Avec des œuvres de Jean-Claude Charbonel.

Lors de discussions sur le projet d’exposition à Clohars-Carnoët, John Welson a manifesté le souhait de rendre hommage à un écrivain surréaliste breton. Nous lui avons suggéré le nom du poète surréaliste Yves Elléouët, dont les romans, « Le Livre des Rois de Bretagne » et « Falc’hun », sont des hymnes à la Bretagne. John Welson a donc réalisé, spécialement pour l’exposition de Clohars-Carnoët, six peintures grand format autour de six textes d’Yves Elléouët dont nous lui avons fourni une traduction en anglais.

L’idée d’associer Jean-Claude Charbonel au projet vient d’une volonté de rappeler, en une sorte de clin d’œil, l’exposition des œuvres de John Welson et de Jean-Claude Charbonel, « The Celtic Eye », organisée par John Welson en 2011 à la bibliothèque nationale du Pays de Galles à Aberystwyth.

John Welson : Né en 1953 dans le Radnorshire, au cœur du Pays de Galles, dans une famille d’agriculteurs installés dans la région depuis des temps immémoriaux – avant le XIème siècle -, John Welson est un peintre surréaliste gallois.
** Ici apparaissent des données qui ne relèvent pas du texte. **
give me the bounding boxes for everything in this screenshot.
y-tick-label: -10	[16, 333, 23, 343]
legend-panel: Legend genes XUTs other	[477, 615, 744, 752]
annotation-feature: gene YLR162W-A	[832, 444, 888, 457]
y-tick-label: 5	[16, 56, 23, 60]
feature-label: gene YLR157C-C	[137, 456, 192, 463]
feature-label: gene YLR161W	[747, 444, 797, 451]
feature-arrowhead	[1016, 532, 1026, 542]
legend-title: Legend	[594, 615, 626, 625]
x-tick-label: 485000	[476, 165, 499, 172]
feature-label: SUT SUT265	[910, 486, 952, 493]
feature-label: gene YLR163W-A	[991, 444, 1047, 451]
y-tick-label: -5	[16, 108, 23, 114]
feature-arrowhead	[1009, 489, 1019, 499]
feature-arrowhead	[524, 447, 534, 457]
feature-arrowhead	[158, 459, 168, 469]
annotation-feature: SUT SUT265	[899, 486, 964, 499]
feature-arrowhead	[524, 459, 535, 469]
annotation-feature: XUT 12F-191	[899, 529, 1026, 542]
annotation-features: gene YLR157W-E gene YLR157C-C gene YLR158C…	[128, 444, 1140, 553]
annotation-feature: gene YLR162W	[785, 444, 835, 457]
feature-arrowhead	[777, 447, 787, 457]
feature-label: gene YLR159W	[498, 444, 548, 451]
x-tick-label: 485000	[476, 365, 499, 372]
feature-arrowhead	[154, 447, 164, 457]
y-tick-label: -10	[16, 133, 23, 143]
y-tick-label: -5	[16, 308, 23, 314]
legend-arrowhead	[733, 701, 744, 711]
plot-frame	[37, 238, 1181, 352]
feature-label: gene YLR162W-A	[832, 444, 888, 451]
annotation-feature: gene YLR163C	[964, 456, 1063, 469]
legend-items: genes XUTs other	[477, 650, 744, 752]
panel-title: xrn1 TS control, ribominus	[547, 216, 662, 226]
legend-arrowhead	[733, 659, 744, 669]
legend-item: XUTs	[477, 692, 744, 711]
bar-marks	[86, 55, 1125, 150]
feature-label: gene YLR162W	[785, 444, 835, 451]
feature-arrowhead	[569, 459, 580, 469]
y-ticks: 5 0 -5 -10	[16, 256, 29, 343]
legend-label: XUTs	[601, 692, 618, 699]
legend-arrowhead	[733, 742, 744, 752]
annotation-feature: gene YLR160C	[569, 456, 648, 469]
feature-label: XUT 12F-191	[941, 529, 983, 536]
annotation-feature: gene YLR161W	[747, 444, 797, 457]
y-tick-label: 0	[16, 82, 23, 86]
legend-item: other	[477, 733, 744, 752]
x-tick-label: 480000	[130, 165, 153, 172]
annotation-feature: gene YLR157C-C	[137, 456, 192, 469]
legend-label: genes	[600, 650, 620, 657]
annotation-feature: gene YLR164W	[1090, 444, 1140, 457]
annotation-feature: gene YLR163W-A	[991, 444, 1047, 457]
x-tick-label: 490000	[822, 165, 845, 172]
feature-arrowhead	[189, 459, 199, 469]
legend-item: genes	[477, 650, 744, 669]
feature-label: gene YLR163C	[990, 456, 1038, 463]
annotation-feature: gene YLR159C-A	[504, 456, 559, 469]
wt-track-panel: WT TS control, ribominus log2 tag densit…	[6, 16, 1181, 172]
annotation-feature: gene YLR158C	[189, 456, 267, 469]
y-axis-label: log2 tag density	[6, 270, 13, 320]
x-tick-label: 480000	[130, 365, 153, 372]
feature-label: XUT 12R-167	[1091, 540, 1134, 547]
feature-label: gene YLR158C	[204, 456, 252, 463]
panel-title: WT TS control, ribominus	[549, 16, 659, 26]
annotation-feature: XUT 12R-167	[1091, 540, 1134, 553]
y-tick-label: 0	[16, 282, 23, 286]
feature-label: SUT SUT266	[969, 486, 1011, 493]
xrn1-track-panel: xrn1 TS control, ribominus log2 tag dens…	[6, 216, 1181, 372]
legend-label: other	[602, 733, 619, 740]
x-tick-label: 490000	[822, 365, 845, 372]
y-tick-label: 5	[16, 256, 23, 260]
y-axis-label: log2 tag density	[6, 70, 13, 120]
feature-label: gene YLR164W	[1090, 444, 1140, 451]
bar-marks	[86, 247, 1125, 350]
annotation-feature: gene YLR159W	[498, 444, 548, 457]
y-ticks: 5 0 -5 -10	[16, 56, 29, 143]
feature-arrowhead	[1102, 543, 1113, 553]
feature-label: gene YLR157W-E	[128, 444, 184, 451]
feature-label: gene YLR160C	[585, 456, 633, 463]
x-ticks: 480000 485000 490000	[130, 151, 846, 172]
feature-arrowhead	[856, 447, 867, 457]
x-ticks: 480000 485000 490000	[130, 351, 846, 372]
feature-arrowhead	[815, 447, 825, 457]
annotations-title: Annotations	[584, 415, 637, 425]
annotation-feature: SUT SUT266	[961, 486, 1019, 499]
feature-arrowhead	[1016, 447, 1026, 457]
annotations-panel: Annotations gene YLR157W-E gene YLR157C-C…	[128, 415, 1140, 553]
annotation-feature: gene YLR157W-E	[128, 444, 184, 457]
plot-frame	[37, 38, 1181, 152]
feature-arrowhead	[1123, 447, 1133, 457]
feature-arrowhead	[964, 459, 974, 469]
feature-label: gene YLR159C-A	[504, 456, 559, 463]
Membre du mouvement Phases, d’Edouard Jaguer, un mouvement surréaliste international actif du début des années 1950 au début des années 2000, John Welson, très proche de Conroy Maddox et de Desmond Morris, « historiques » du groupe anglais, est considéré par Michel Rémy, spécialiste du surréalisme en Grande-Bretagne, comme le plus important des surréalistes britanniques de « troisième génération ». Il a organisé et participé à des dizaines d’expositions, personnelles et collectives, en Grande Bretagne et dans le monde entier.

Jean-Claude Charbonel : Peintre et sculpteur surréaliste, né en 1938 et décédé en 2016, Jean-Claude Charbonel est, comme le dit Edouard Jaguer, cet « inventeur (et gardien) de mythes » dont l’œuvre a pour théâtre « un Armor universel dress(ant) ses roches rituelles, peuplées parfois de ‘naturels’ narquois » qu’il nomme les Armorigènes. Dans ses toiles et à travers ses sculptures, d’un hiératisme confondant, il donne une vie saisissante à cette « race totémique nouvelle surgi(e) (…) du néant, en se parant par surcroît de toutes les splendeurs de l’ambre et du jade », à ce peuple baignant dans le rêve autant que lié à une Celtie à la fois mythique et actuelle dont il étudie la vie imaginaire avec une méticulosité d’archéologue.